Here are the expected JEE Main 2019 cutoffs for NITs:
It is based on calculations, last year’s JEE Main cutoffs, question difficulty level along with the number of qualifying students in the recent years, the number of seats available in NITs, the total number of applicants this year and many more factors.
Note: The actual JEE Main 2019 cutoffs for NITs will be released after the declaration of the JEE Mains 2019 results and the All India Rank (AIR).
The JEE Main 2019 cutoffs are as follows:
| Category | Expected Qualifying Marks |
| General | 115 |
| SC | 60 |
| ST | 50 |
| OBC-NCL | 80 |
Now, that we have understood the expected JEE Main cutoff score. Let us take a look at the JEE Main cutoffs for the previous years to establish a pattern which the aspiring students will understand better. It will help them to have all the information under one roof, allowing them to make an informed choice and to be prepared well for the JEE Main in 2019.
The JEE Main cutoffs are the minimum qualifying marks an aspiring student requires to gain eligibility to get admission into B.Tech/B.E. and B.Arch/B. Plan programs in various NITs, IIITs, and other top engineering colleges.
While the JEE Main 2018 cut offs to qualify for JEE advanced is as follows:
| General- 74 |
| ST-24 |
| SC-29 |
| OBC-NCL-45 |
| PwD-35 |
(This list indicates the minimum marks to qualify to JEE Advanced)
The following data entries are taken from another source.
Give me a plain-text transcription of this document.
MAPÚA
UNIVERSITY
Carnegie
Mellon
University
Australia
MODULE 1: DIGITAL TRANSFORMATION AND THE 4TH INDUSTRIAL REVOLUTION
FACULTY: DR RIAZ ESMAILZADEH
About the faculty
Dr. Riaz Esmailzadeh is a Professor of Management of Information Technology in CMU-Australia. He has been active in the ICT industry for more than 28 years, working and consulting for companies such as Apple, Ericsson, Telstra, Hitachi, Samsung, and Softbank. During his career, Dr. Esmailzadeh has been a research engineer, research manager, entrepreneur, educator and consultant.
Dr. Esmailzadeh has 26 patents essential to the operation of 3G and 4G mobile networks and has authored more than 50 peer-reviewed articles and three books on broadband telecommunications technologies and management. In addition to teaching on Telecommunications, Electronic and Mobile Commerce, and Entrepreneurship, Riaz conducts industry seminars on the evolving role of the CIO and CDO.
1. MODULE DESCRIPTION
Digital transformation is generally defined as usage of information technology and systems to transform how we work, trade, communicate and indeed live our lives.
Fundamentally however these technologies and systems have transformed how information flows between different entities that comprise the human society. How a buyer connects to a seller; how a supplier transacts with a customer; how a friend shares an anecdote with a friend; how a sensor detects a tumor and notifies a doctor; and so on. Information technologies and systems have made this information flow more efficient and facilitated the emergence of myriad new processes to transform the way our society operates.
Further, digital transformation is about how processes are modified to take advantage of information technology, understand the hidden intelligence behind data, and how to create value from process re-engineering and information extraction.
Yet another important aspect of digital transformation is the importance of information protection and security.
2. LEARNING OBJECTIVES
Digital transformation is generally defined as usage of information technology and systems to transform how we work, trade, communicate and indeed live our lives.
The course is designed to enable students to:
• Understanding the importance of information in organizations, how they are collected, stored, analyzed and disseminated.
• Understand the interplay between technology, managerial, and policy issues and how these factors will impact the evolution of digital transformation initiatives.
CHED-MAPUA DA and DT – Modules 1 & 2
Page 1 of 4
Many students feel that the cut off mentioned in the scorecard is the cut off in the exam. That is not true. It is actually the minimum qualifying marks to advance to JEE Advanced. Based on the opening and closing ranks the cut-offs are counselled for seats in NITs.
Here is a detailed division of JEE Main 2018 cut off marks to go for JEE Advanced.
| Category | Qualified Candidates | Maximum Marks | Minimum Marks |
| Common Rank List | 111275 | 350 | 74 |
| SC | 34425 | 73 | 29 |
| ST | 17256 | 73 | 24 |
| PwD | 2755 | 73 | 35 |
| OBC-NCL | 65313 | 73 | 45 |
Now, after such a detailed table analysis, let us study the factors which might influence the JEE Mains 2019 cutoffs:
- Total number of candidates appearing for the paper
- The difficulty level of the exam
- Number of available seats in NITs
- The overall performance of the aspiring candidate
It is very important for the aspiring candidates to understand these factors and then go on to the expected JEE Mains cutoffs. So, study hard and keep these cutoffs in your mind to help you prepare for your upcoming JEE Main exams in 2019.
Keep your mind sharp and aim for NITs.